The European Union and the EU members have set the transformation towards an increasingly digitalised environment by 2030 as one of the main objectives for the European Institutions. This institution is a pioneer in using technology and data while respecting individuals’ and companies’ rights and guarantees.

We can view this paradigm shift toward a new environment from various perspectives. We’ve identified four action pillars to deploy legislative activity over the coming years. The European Commission calls these four pillars the ‘digital compass’:

  • Increasing citizens’ digital skills
  • Improving the security and sustainability of infrastructures
  • Digital transformation of businesses and public services

As you can imagine, this transition requires a significant legislative effort. It affects different actors (citizens, businesses, infrastructures, and public services) and requires a harmonised and congruent regulatory development. However, this new digital strategy already has its first regulations, including the Data Governance Act, approved on April 6th, and the Digital Services Act and the Digital Markets Act, approved on July 5th.

Digital Services Act (DSA) and Digital Markets Act (DMA)

Digital Services Act

As we mentioned, these new rules aim to transform the European digital services market by creating a safer space and environment for users, respecting their individual rights and guaranteeing their freedoms, and allowing a more competitive and open setting.

One of the DSA’s main objectives is to transform and modernise the current E-Commerce Directive (Directive 2000/31/EC). Setting new obligations to Internet service providers will benefit the entire market, including individuals, companies, and society. The four main target groups are as follows:

This regulation establishes new obligations that will apply to these platforms depending on their activity and size. A greater business volume means greater control exercised over them, regardless of whether they’re in or out of the EU. All companies have common obligations

  • They must present transparency reports
  • Specify service conditions requirements
  • Cooperate with public administration offices when an order is issued
  • Establish contact points and legal representatives.

These obligations mainly apply to online platforms, big or small, whose main objective is to increase transparency and security around their services and many others focused on respecting and guaranteeing users’ and consumers’ rights.

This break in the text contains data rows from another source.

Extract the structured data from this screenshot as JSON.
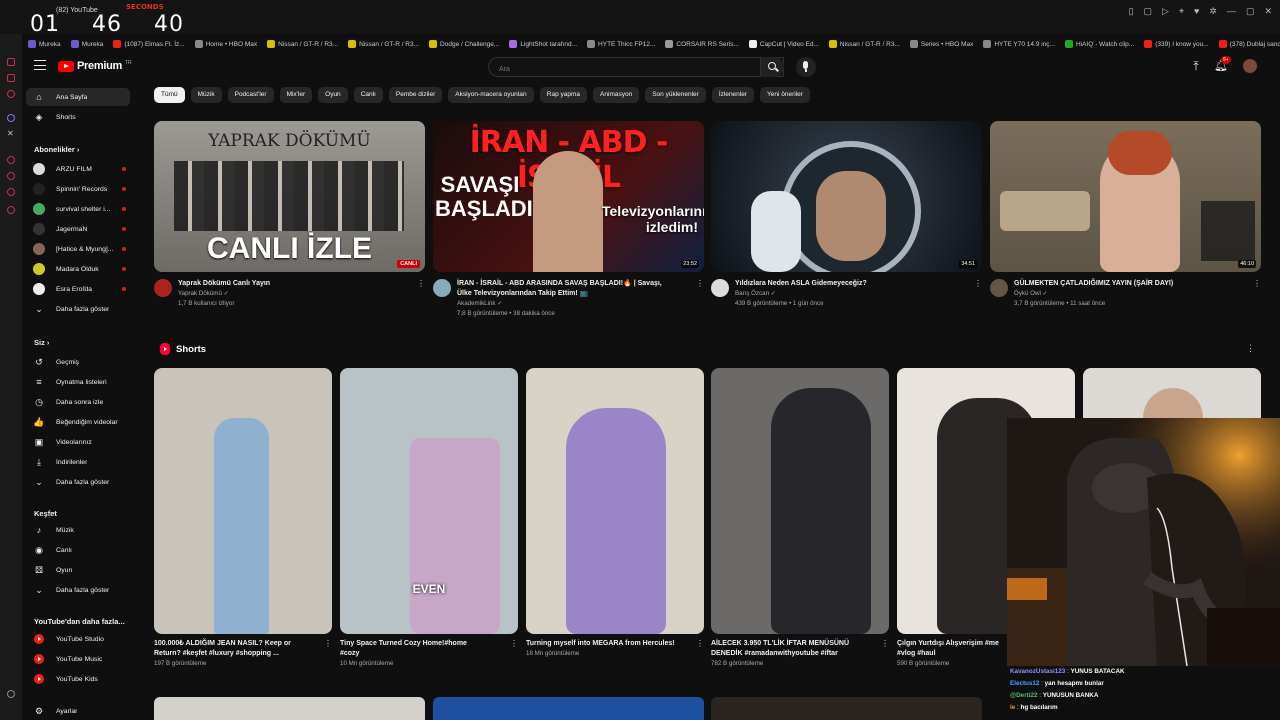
{
  "overlay": {
    "timer": {
      "hours": "01",
      "minutes": "46",
      "seconds": "40",
      "label": "SECONDS"
    },
    "tab_title": "(82) YouTube"
  },
  "bookmarks": [
    {
      "label": "Mureka",
      "color": "#6a5acd"
    },
    {
      "label": "Mureka",
      "color": "#6a5acd"
    },
    {
      "label": "(1087) Elmas Ft. İz...",
      "color": "#e21"
    },
    {
      "label": "Home • HBO Max",
      "color": "#888"
    },
    {
      "label": "Nissan / GT-R / R3...",
      "color": "#d4c000"
    },
    {
      "label": "Nissan / GT-R / R3...",
      "color": "#d4c000"
    },
    {
      "label": "Dodge / Challenge...",
      "color": "#d4c000"
    },
    {
      "label": "LightShot tarafınd...",
      "color": "#a06ee0"
    },
    {
      "label": "HYTE Thicc FP12...",
      "color": "#888"
    },
    {
      "label": "CORSAIR RS Seris...",
      "color": "#999"
    },
    {
      "label": "CapCut | Video Ed...",
      "color": "#eee"
    },
    {
      "label": "Nissan / GT-R / R3...",
      "color": "#d4c000"
    },
    {
      "label": "Series • HBO Max",
      "color": "#888"
    },
    {
      "label": "HYTE Y70 14.9 inç...",
      "color": "#888"
    },
    {
      "label": "HiAIQ - Watch clip...",
      "color": "#2a2"
    },
    {
      "label": "(339) I know you...",
      "color": "#e21"
    },
    {
      "label": "(378) Dublaj sandı...",
      "color": "#e21"
    }
  ],
  "header": {
    "logo_text": "Premium",
    "logo_sup": "TR",
    "search_placeholder": "Ara",
    "notif_count": "9+"
  },
  "nav": {
    "main": [
      {
        "label": "Ana Sayfa",
        "icon": "home-icon",
        "glyph": "⌂"
      },
      {
        "label": "Shorts",
        "icon": "shorts-icon",
        "glyph": "◈"
      }
    ],
    "subs_header": "Abonelikler  ›",
    "subs": [
      {
        "label": "ARZU FİLM",
        "color": "#ddd"
      },
      {
        "label": "Spinnin' Records",
        "color": "#222"
      },
      {
        "label": "survival shelter i...",
        "color": "#4a6"
      },
      {
        "label": "JagermaN",
        "color": "#333"
      },
      {
        "label": "[Hatice & Myung]...",
        "color": "#865"
      },
      {
        "label": "Madara Olduk",
        "color": "#cc2"
      },
      {
        "label": "Esra Eroľda",
        "color": "#eee"
      }
    ],
    "subs_more": "Daha fazla göster",
    "you_header": "Siz  ›",
    "you": [
      {
        "label": "Geçmiş",
        "glyph": "↺",
        "icon": "history-icon"
      },
      {
        "label": "Oynatma listeleri",
        "glyph": "≡",
        "icon": "playlist-icon"
      },
      {
        "label": "Daha sonra izle",
        "glyph": "◷",
        "icon": "clock-icon"
      },
      {
        "label": "Beğendiğim videolar",
        "glyph": "👍",
        "icon": "like-icon"
      },
      {
        "label": "Videolarınız",
        "glyph": "▣",
        "icon": "your-videos-icon"
      },
      {
        "label": "İndirilenler",
        "glyph": "⤓",
        "icon": "download-icon"
      },
      {
        "label": "Daha fazla göster",
        "glyph": "⌄",
        "icon": "chevron-down-icon"
      }
    ],
    "explore_header": "Keşfet",
    "explore": [
      {
        "label": "Müzik",
        "glyph": "♪",
        "icon": "music-icon"
      },
      {
        "label": "Canlı",
        "glyph": "◉",
        "icon": "live-icon"
      },
      {
        "label": "Oyun",
        "glyph": "⚄",
        "icon": "gaming-icon"
      },
      {
        "label": "Daha fazla göster",
        "glyph": "⌄",
        "icon": "chevron-down-icon"
      }
    ],
    "more_header": "YouTube'dan daha fazla...",
    "more": [
      {
        "label": "YouTube Studio"
      },
      {
        "label": "YouTube Music"
      },
      {
        "label": "YouTube Kids"
      }
    ],
    "settings": "Ayarlar"
  },
  "chips": [
    "Tümü",
    "Müzik",
    "Podcast'ler",
    "Mix'ler",
    "Oyun",
    "Canlı",
    "Pembe diziler",
    "Aksiyon-macera oyunları",
    "Rap yapma",
    "Animasyon",
    "Son yüklenenler",
    "İzlenenler",
    "Yeni öneriler"
  ],
  "videos": [
    {
      "title": "Yaprak Dökümü Canlı Yayın",
      "title2": "",
      "channel": "Yaprak Dökümü ✓",
      "stats": "1,7 B kullanıcı izliyor",
      "badge": "CANLI",
      "thumb_top": "YAPRAK DÖKÜMÜ",
      "thumb_bottom": "CANLI İZLE",
      "bg": "#8e8a84"
    },
    {
      "title": "İRAN - İSRAİL - ABD ARASINDA SAVAŞ BAŞLADI!🔥 | Savaşı,",
      "title2": "Ülke Televizyonlarından Takip Ettim! 📺",
      "channel": "AkademikLink ✓",
      "stats": "7,8 B görüntüleme • 38 dakika önce",
      "badge": "23:52",
      "thumb_top": "İRAN - ABD - İSRAİL",
      "thumb_bottom": "SAVAŞI BAŞLADI!",
      "thumb_side": "Televizyonlarını izledim!",
      "bg": "#3a1a1a"
    },
    {
      "title": "Yıldızlara Neden ASLA Gidemeyeceğiz?",
      "title2": "",
      "channel": "Barış Özcan ✓",
      "stats": "439 B görüntüleme • 1 gün önce",
      "badge": "34:51",
      "bg": "#1b2430"
    },
    {
      "title": "GÜLMEKTEN ÇATLADIĞIMIZ YAYIN (ŞAİR DAYI)",
      "title2": "",
      "channel": "Öykü Owl ✓",
      "stats": "3,7 B görüntüleme • 11 saat önce",
      "badge": "46:10",
      "bg": "#6d6250"
    }
  ],
  "shorts": {
    "title": "Shorts",
    "items": [
      {
        "title": "100.000₺ ALDIĞIM JEAN NASIL? Keep or",
        "title2": "Return? #keşfet #luxury #shopping ...",
        "views": "197 B görüntüleme",
        "bg": "#c8c3bb",
        "caption": ""
      },
      {
        "title": "Tiny Space Turned Cozy Home!#home",
        "title2": "#cozy",
        "views": "10 Mn görüntüleme",
        "bg": "#b9c3c7",
        "caption": "EVEN"
      },
      {
        "title": "Turning myself into MEGARA from Hercules!",
        "title2": "",
        "views": "18 Mn görüntüleme",
        "bg": "#d9d2c6",
        "caption": ""
      },
      {
        "title": "AİLECEK 3.950 TL'LİK İFTAR MENÜSÜNÜ",
        "title2": "DENEDİK #ramadanwithyoutube #iftar",
        "views": "782 B görüntüleme",
        "bg": "#6c6a68",
        "caption": ""
      },
      {
        "title": "Çılgın Yurtdışı Alışverişim #me",
        "title2": "#vlog #haul",
        "views": "590 B görüntüleme",
        "bg": "#e8e3dc",
        "caption": ""
      },
      {
        "title": "",
        "title2": "",
        "views": "",
        "bg": "#dcd8d4",
        "caption": ""
      }
    ]
  },
  "chat": [
    {
      "user": "KavanozUstasi123",
      "msg": "YUNUS BATACAK",
      "color": "#9b8cff"
    },
    {
      "user": "Electus12",
      "msg": "yan hesapmı bunlar",
      "color": "#4aa3ff"
    },
    {
      "user": "@Derti22",
      "msg": "YUNUSUN BANKA",
      "color": "#57c26b"
    },
    {
      "user": "le",
      "msg": "hg bacılarım",
      "color": "#e0a030"
    }
  ]
}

This highlights the need to establish codes of conduct, reinforce risk management and rapid response mechanisms, and implement external and independent auditing processes. On the other hand, companies must set a strategy for different actions:

  • Handle complaints and out-of-court dispute resolutions.
  • Increase transparency for online advertising while prohibiting targeted ads for minors and those based on users’ special characteristics
  • Provide customers with the possibility to limit recommendations based on profiling.

Finally, the regulation proposes fines for companies that fail to comply with these obligations. These fines can be up to 6% of the company’s annual turnover (Art. 42.3 draft DSA) or 1% if the information is not provided or is incorrect when required.

Digital Markets Act

The European regulator has proposed an additional rule, the Digital Markets Act (DMA), intended to limit Big Techs’ power and give smaller companies equal competing conditions. The DMA describes tech giants as “gatekeepers” because they’ve enjoyed an entrenched and long-lasting position that reinforces existing barriers to market access. This inequality clearly undermines free market competition and is particularly relevant in “core platform services”, including but not limited to intermediation services, search engines, social networks, and advertising services.

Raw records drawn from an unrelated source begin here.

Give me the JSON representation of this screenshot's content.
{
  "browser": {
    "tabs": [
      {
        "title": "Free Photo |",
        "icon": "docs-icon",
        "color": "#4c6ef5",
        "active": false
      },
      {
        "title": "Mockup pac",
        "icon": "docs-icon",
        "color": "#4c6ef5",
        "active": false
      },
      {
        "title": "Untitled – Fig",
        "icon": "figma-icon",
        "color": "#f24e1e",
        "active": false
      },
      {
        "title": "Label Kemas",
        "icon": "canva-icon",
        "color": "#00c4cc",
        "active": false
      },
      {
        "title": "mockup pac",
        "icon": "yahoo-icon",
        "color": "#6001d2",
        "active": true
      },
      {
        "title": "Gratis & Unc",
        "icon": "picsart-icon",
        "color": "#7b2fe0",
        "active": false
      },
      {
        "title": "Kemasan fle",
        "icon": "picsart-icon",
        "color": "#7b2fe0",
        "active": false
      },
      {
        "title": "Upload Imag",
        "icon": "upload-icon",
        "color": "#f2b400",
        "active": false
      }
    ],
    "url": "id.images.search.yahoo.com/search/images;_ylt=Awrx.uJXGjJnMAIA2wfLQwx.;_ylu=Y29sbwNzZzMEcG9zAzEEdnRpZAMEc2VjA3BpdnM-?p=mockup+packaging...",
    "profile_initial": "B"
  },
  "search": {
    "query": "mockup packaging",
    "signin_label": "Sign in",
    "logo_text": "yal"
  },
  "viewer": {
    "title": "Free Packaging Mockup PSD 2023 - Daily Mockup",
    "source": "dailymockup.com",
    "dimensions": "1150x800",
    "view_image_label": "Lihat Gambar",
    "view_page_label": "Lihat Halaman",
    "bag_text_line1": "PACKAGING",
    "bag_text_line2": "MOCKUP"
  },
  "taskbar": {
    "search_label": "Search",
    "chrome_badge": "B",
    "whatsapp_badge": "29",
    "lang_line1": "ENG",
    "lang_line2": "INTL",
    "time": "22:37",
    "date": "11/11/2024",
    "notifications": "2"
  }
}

A service provider is considered a gatekeeper when it has these features:

  • Have a significant impact on the internal market (with an  annual turnover equal to or greater than EUR 65 billion in the last three financial years, a market capitalisation of the same amount, or provide a core service in at least 3 EU members);
  • Operate one of the core services mentioned above and which constitutes a gateway between professionals and end-consumers (serving more than 45 million monthly active end-users and more than 10.000 professional users established in the EU);
  • Have an established and sustainable position (where the above threshold was exceeded during the last three financial years).

Any company with the above requirements qualifies as a gatekeeper, meaning it must comply with several obligations and prohibitions to ensure greater competitiveness and fairness in the market. Gatekeepers must respect all these obligations and prohibitions, which include: 

  • Correct use of the data generated through their activity
  • Refraining from cross-referencing with user data from other services or third parties
  • Allowing professionals to offer services on the platform under equal conditions
  • Providing data portability to users who effectively require it, etc.

Similar to the DSA, this regulation has heavy non-compliance penalties with incorporated obligations and prohibitions, which may reach 10% of the company’s total annual turnover, or 20%, in the case of repeated infringements. In addition to other coercive measures, such as forcing the company to dispose of a production unit or assets.

So what’s the bottom line?

The main objective is to guarantee a single, harmonised digital market for the European Union, allowing consumers and businesses to be in harmony and ensuring their rights while increasing competitiveness with other countries. How? By restricting large companies’ potential to limit new digital service providers’ development and expansion.